刘彻听闻被惊厥到,景帝见刘彻惊吓的面容,自嘲道:“是不是觉得父皇很残忍?”说完又看了一眼刘彻,长叹一口气,才道:“有时候我自己都觉得自己很残忍,我这一生杀死过很多人,但是最对不起的就是我的皇后,彻儿,我想告诉你的是很多事不是你我想改变就能改变得了的,这就是身为一个皇帝的悲哀。做一个皇帝会得到天下人都想要的权力,但同时也会失去很多你不愿意失去的东西,这样你还会想当皇帝吗?”
刘彻陷入了沉思,此时的他不知道该怎么回答景帝的这个问题,只能沉默。
景帝注视了刘彻很久,久到刘彻以为景帝已经睡去,才又听景帝道:“彻儿,以防外戚专权,陈氏阿娇必不能怀孕,如果你能做到,那就接过我手中的玉坠,如果你不能做到,那我将传位于河间王刘德,彻儿你自己斟酌一下吧。”
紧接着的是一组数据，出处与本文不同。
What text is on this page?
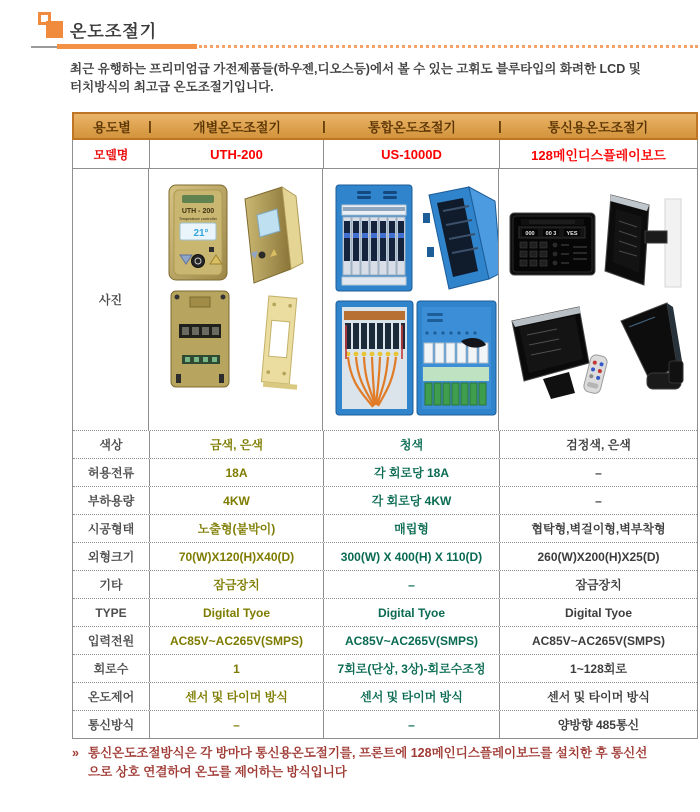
온도조절기
최근 유행하는 프리미엄급 가전제품들(하우젠,디오스등)에서 볼 수 있는 고휘도 블루타입의 화려한 LCD 및
터치방식의 최고급 온도조절기입니다.
용도별	|	개별온도조절기	|	통합온도조절기	|	통신용온도조절기
모델명	UTH-200	US-1000D	128메인디스플레이보드
사진
UTH - 200
Temperature controller
21°	000 00 3 YES
색상	금색, 은색	청색	검정색, 은색
허용전류	18A	각 회로당 18A	–
부하용량	4KW	각 회로당 4KW	–
시공형태	노출형(붙박이)	매립형	협탁형,벽걸이형,벽부착형
외형크기	70(W)X120(H)X40(D)	300(W) X 400(H) X 110(D)	260(W)X200(H)X25(D)
기타	잠금장치	–	잠금장치
TYPE	Digital Tyoe	Digital Tyoe	Digital Tyoe
입력전원	AC85V~AC265V(SMPS)	AC85V~AC265V(SMPS)	AC85V~AC265V(SMPS)
회로수	1	7회로(단상, 3상)-회로수조정	1~128회로
온도제어	센서 및 타이머 방식	센서 및 타이머 방식	센서 및 타이머 방식
통신방식	–	–	양방향 485통신
» 통신온도조절방식은 각 방마다 통신용온도절기를, 프론트에 128메인디스플레이보드를 설치한 후 통신선
으로 상호 연결하여 온도를 제어하는 방식입니다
刘彻思量了很久,这个问题他以前从未想过,因此非常为难,但又想到,自己这么多年的隐忍难道就这么白白浪费了吗?再三思考的一下,刘彻还是缓缓地伸手接过了玉坠。
景帝见刘彻接过了玉坠,才道:“彻儿,既然你选择了这条路,那就要一直走下去,即使累也要给我扛着,另外给你个忠告,既然选择了这条路,那就千万别对陈氏阿娇动情,也别再赴父皇的后尘,好了,跪安吧。”
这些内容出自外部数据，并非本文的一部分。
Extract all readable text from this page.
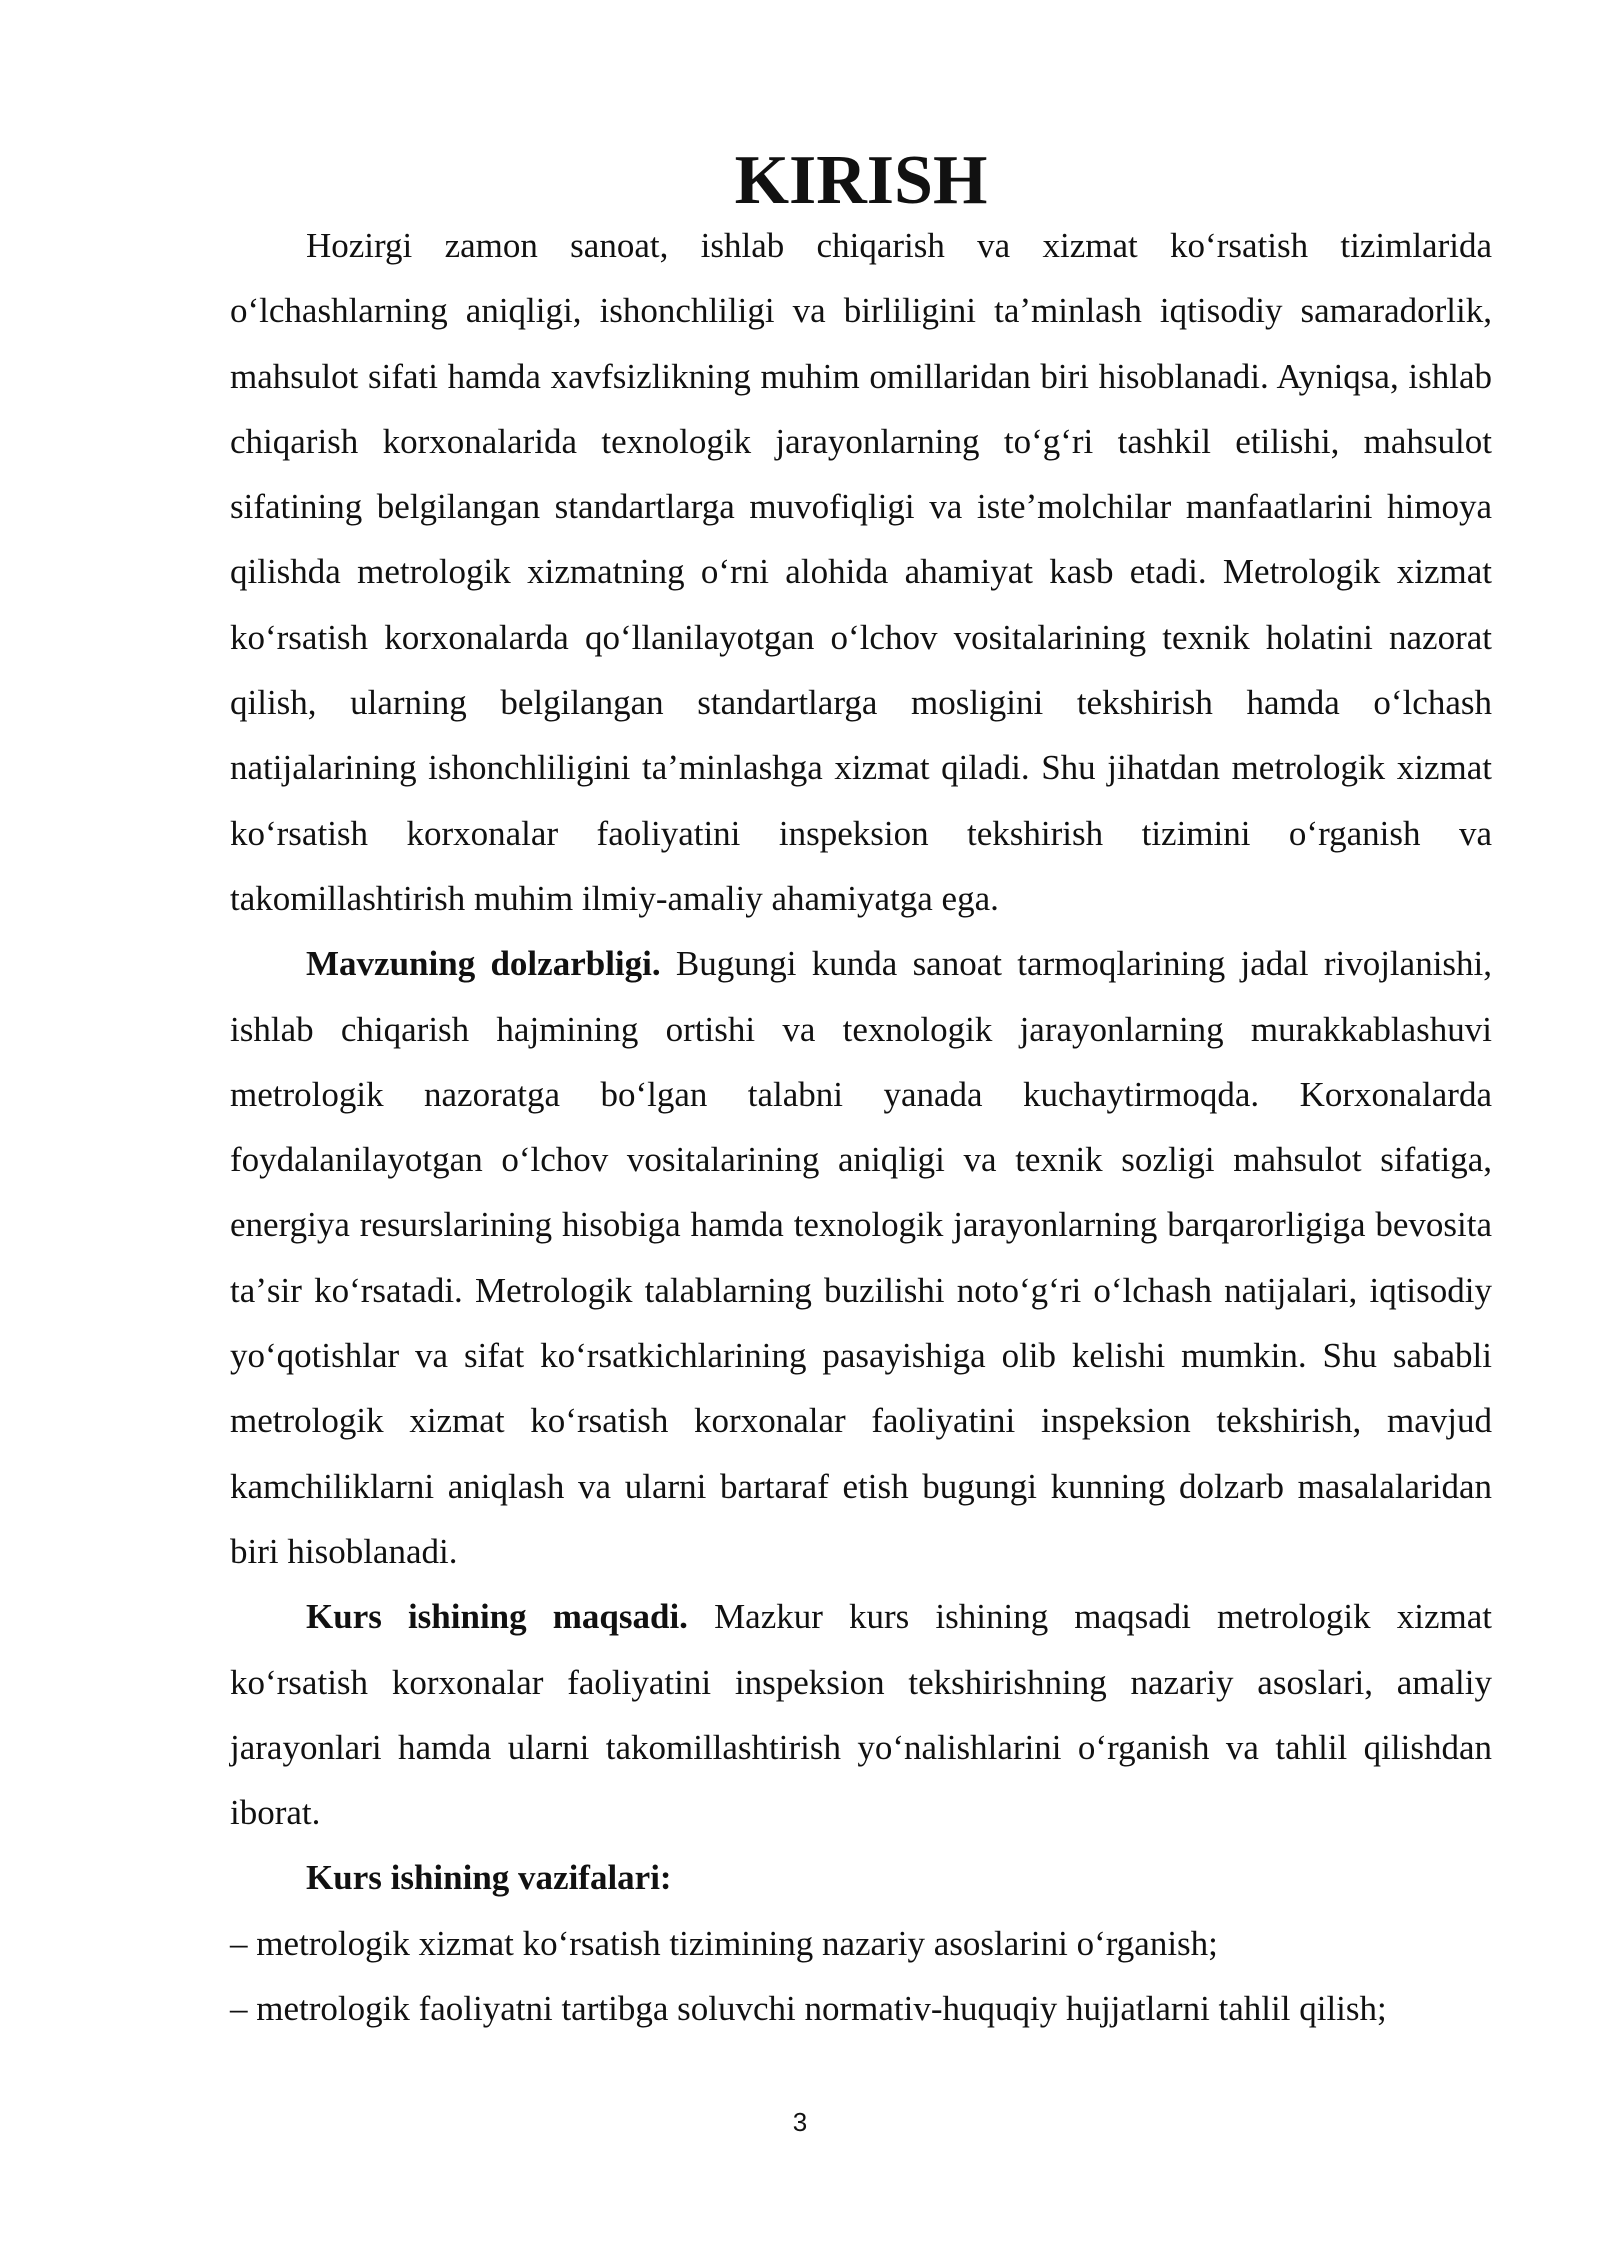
KIRISH

Hozirgi zamon sanoat, ishlab chiqarish va xizmat koʻrsatish tizimlarida oʻlchashlarning aniqligi, ishonchliligi va birliligini taʼminlash iqtisodiy samaradorlik, mahsulot sifati hamda xavfsizlikning muhim omillaridan biri hisoblanadi. Ayniqsa, ishlab chiqarish korxonalarida texnologik jarayonlarning toʻgʻri tashkil etilishi, mahsulot sifatining belgilangan standartlarga muvofiqligi va isteʼmolchilar manfaatlarini himoya qilishda metrologik xizmatning oʻrni alohida ahamiyat kasb etadi. Metrologik xizmat koʻrsatish korxonalarda qoʻllanilayotgan oʻlchov vositalarining texnik holatini nazorat qilish, ularning belgilangan standartlarga mosligini tekshirish hamda oʻlchash natijalarining ishonchliligini taʼminlashga xizmat qiladi. Shu jihatdan metrologik xizmat koʻrsatish korxonalar faoliyatini inspeksion tekshirish tizimini oʻrganish va takomillashtirish muhim ilmiy-amaliy ahamiyatga ega.

Mavzuning dolzarbligi. Bugungi kunda sanoat tarmoqlarining jadal rivojlanishi, ishlab chiqarish hajmining ortishi va texnologik jarayonlarning murakkablashuvi metrologik nazoratga boʻlgan talabni yanada kuchaytirmoqda. Korxonalarda foydalanilayotgan oʻlchov vositalarining aniqligi va texnik sozligi mahsulot sifatiga, energiya resurslarining hisobiga hamda texnologik jarayonlarning barqarorligiga bevosita taʼsir koʻrsatadi. Metrologik talablarning buzilishi notoʻgʻri oʻlchash natijalari, iqtisodiy yoʻqotishlar va sifat koʻrsatkichlarining pasayishiga olib kelishi mumkin. Shu sababli metrologik xizmat koʻrsatish korxonalar faoliyatini inspeksion tekshirish, mavjud kamchiliklarni aniqlash va ularni bartaraf etish bugungi kunning dolzarb masalalaridan biri hisoblanadi.

Kurs ishining maqsadi. Mazkur kurs ishining maqsadi metrologik xizmat koʻrsatish korxonalar faoliyatini inspeksion tekshirishning nazariy asoslari, amaliy jarayonlari hamda ularni takomillashtirish yoʻnalishlarini oʻrganish va tahlil qilishdan iborat.

Kurs ishining vazifalari:

– metrologik xizmat koʻrsatish tizimining nazariy asoslarini oʻrganish;
– metrologik faoliyatni tartibga soluvchi normativ-huquqiy hujjatlarni tahlil qilish;
3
刘彻从宣室殿出来后,心情一直很沉闷,独自一人走在长廊上,思考着景帝的问题。这时长鸣钟突然想起,惊醒了沉思中的刘彻,望着宣室殿的方向,立即跑去。所有宫人听闻钟声时都跪倒在地,开始哭泣。刘彻还没跑到宣室殿,便听闻催善那高亢的呼声传来:“皇上驾崩了……皇上驾崩了……”,声音持续在汉宫,传遍每个角落。
……
同年四月,太子刘彻登基为皇,改国号建元。登基那天,窦太后密诏梁国军队入驻长安,结果军队还没入城便被馆陶派军拦堵,至此夺位未果,窦太后抑郁病倒。
☆、第二十四章 初长成
四年后
“桃之夭夭,灼灼其华,之子于归,宜室其家。”空旷的山林中传来一阵欢快地吟诵。走近一看,才知是一个十五六岁的年轻女子在一棵桃花树下荡漾,秋千越荡越高,也正寸托了女子此刻的欢愉。放眼向四周望去是连绵不断的花海,各种颜色,竞相开放。蝶儿,蜻蜓也赶来凑热闹,好一副美妙的画面。
这时从花海外传来一声呼唤,“芙儿……”
女子听闻,停下了荡漾的秋千,回道:“诶……,我在这儿”,说完又继续荡涤的自己的秋千,笑声铃银如耳,为这空旷的山野增添了一份难得的热闹。
汐儿从花海外寻了来,芙儿见汐儿的身影便停止了荡漾,走下秋千,说道:“汐儿姐姐,你看这小树今年开花了,居然是桃花耶,桃树开花,预示着逸哥哥今年肯定会回来了”,说完又将汐儿扯去另一边,道:“你看我种的这些小花也开了,是不是很漂亮。”